Blind

De filosoof Guy Quintelier schrijft in zijn standpunt With God on our side: ‘Wie harmonie idealiseert vervalt gemakkelijk in geweld. Binnen een harmonische eenheid mogen er geen conflicten, geen botsende verschillen optreden. Wie toch serieus verschilt, vormt een bedreiging van de harmonieuze eenheid en mag bijgevolg onderdrukt en desnoods vernietigd worden.’
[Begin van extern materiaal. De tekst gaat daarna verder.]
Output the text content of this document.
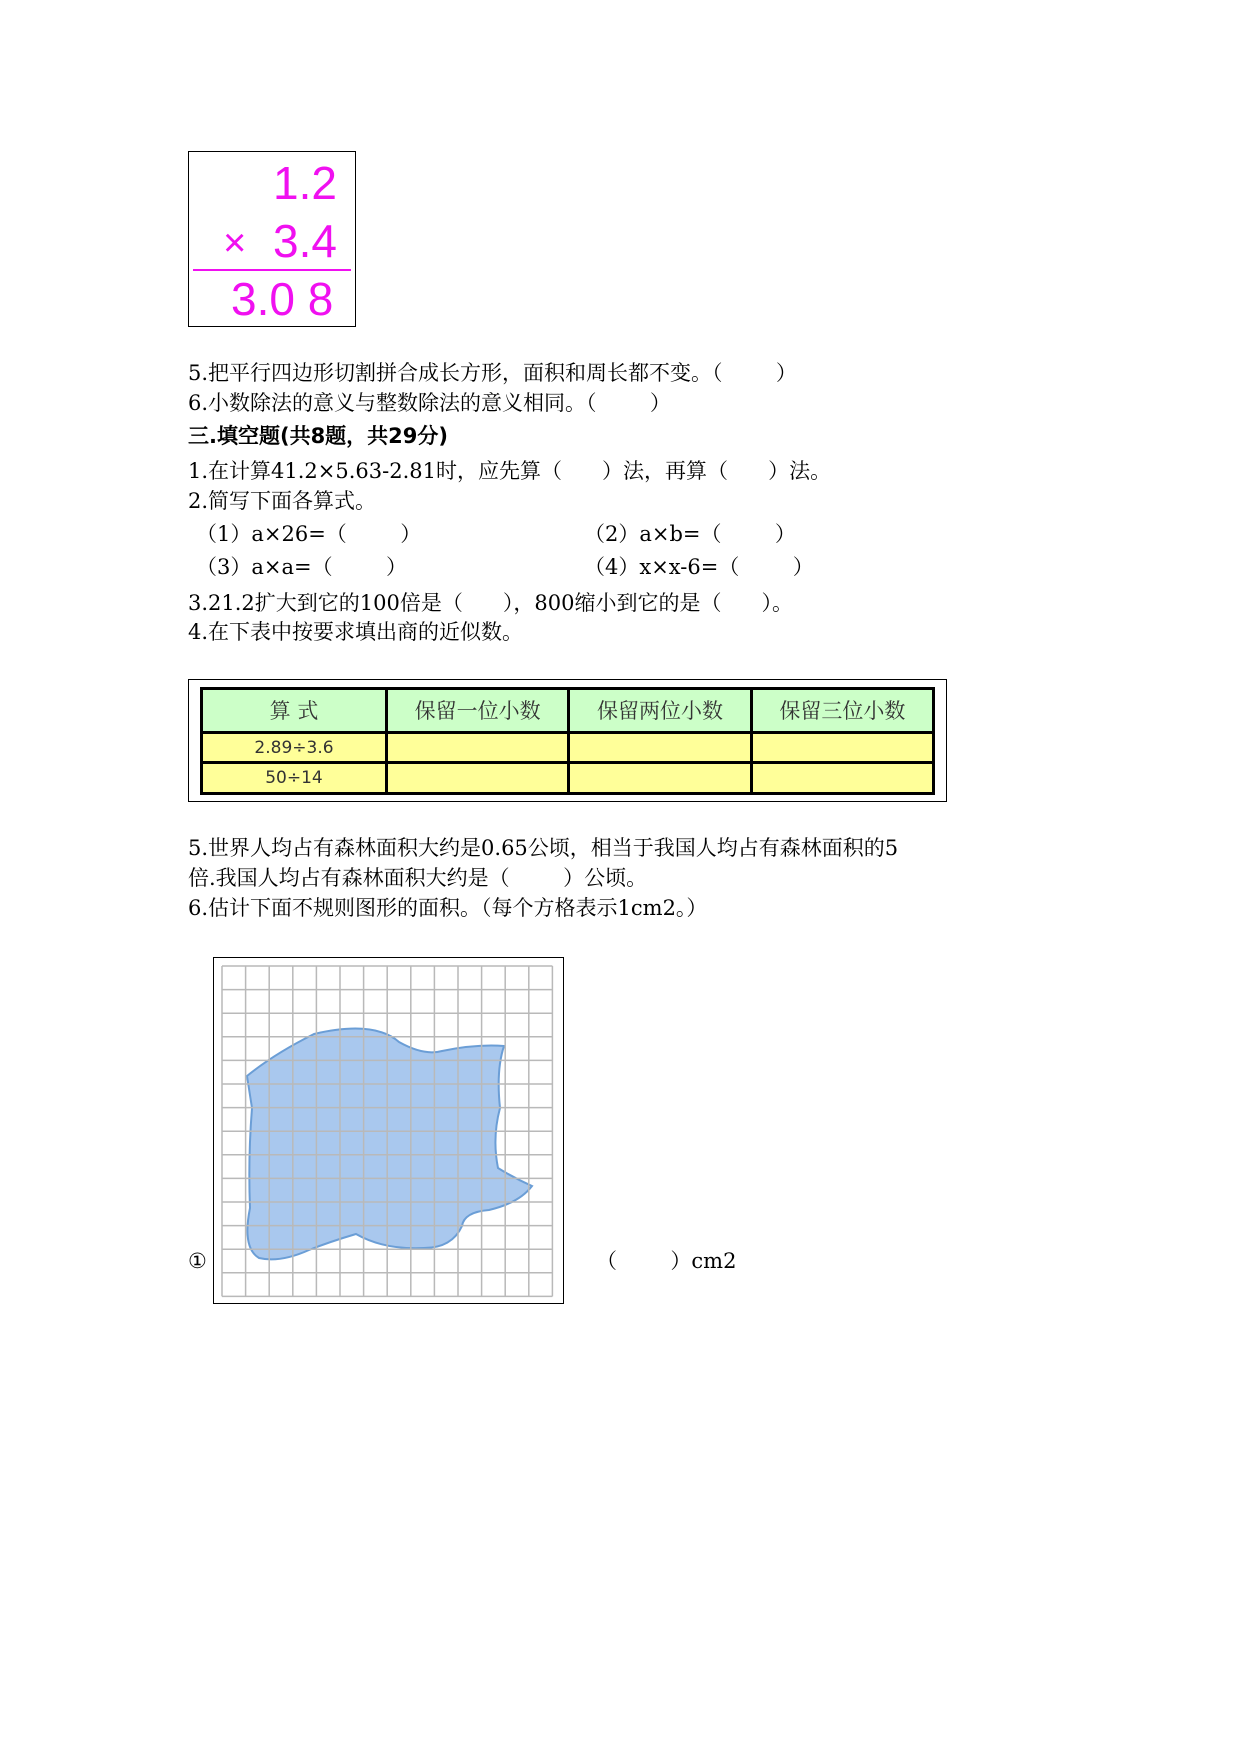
1.2
× 3.4
3.0 8
5.把平行四边形切割拼合成长方形，面积和周长都不变。（        ）
6.小数除法的意义与整数除法的意义相同。（        ）
三.填空题(共8题，共29分)
1.在计算41.2×5.63-2.81时，应先算（      ）法，再算（      ）法。
2.简写下面各算式。
（1）a×26=（        ）	（2）a×b=（        ）
（3）a×a=（        ）	（4）x×x-6=（        ）
3.21.2扩大到它的100倍是（      ），800缩小到它的是（      ）。
4.在下表中按要求填出商的近似数。
算 式	保留一位小数	保留两位小数	保留三位小数
2.89÷3.6			
50÷14			
5.世界人均占有森林面积大约是0.65公顷，相当于我国人均占有森林面积的5
倍.我国人均占有森林面积大约是（        ）公顷。
6.估计下面不规则图形的面积。（每个方格表示1cm2。）
①	（        ）cm2
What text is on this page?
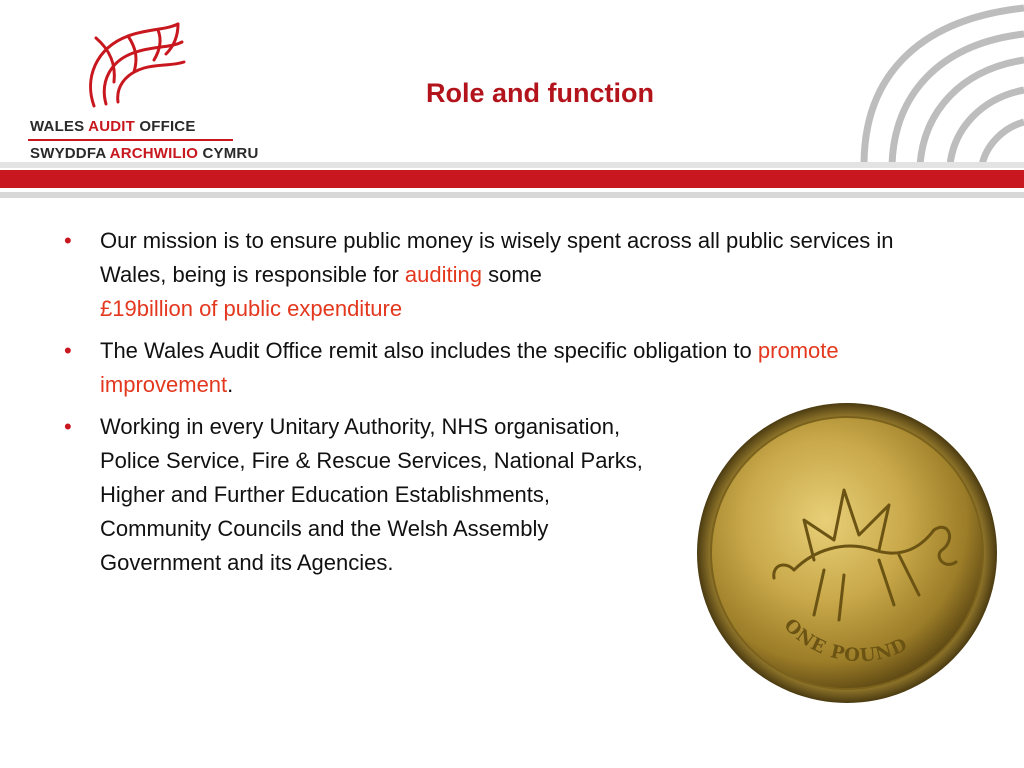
WALES AUDIT OFFICE
SWYDDFA ARCHWILIO CYMRU
Role and function
• Our mission is to ensure public money is wisely spent across all public services in Wales, being is responsible for auditing some
£19billion of public expenditure
• The Wales Audit Office remit also includes the specific obligation to promote improvement.
• Working in every Unitary Authority, NHS organisation, Police Service, Fire & Rescue Services, National Parks, Higher and Further Education Establishments, Community Councils and the Welsh Assembly Government and its Agencies.
ONE POUND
Ik groeide op in zo’n harmonieuze eenheid, een gemeente met zachtmoedige mensen die tot in elk detail naar Gods woord wilden leven. Het onderdrukken en vernietigen werd gerealiseerd door ‘liefdevolle’ tucht, ‘vriendelijke’ indoctrinatie, godvrezende dreiging, ‘positief’ motiverende groepsdruk en uiteindelijk tot het afstand nemen van een hardnekkig dwarsliggend persoon. Wie niet mee wilde doen mocht vrijwillig naar buiten lopen, verkondigde mijn vader in de kindersamenkomst. Maar wat is de betekenis van vrijwilligheid als je als kind al weet dat je familie afstand van je zal nemen als je daadwerkelijk kiest voor die boze buitenwereld.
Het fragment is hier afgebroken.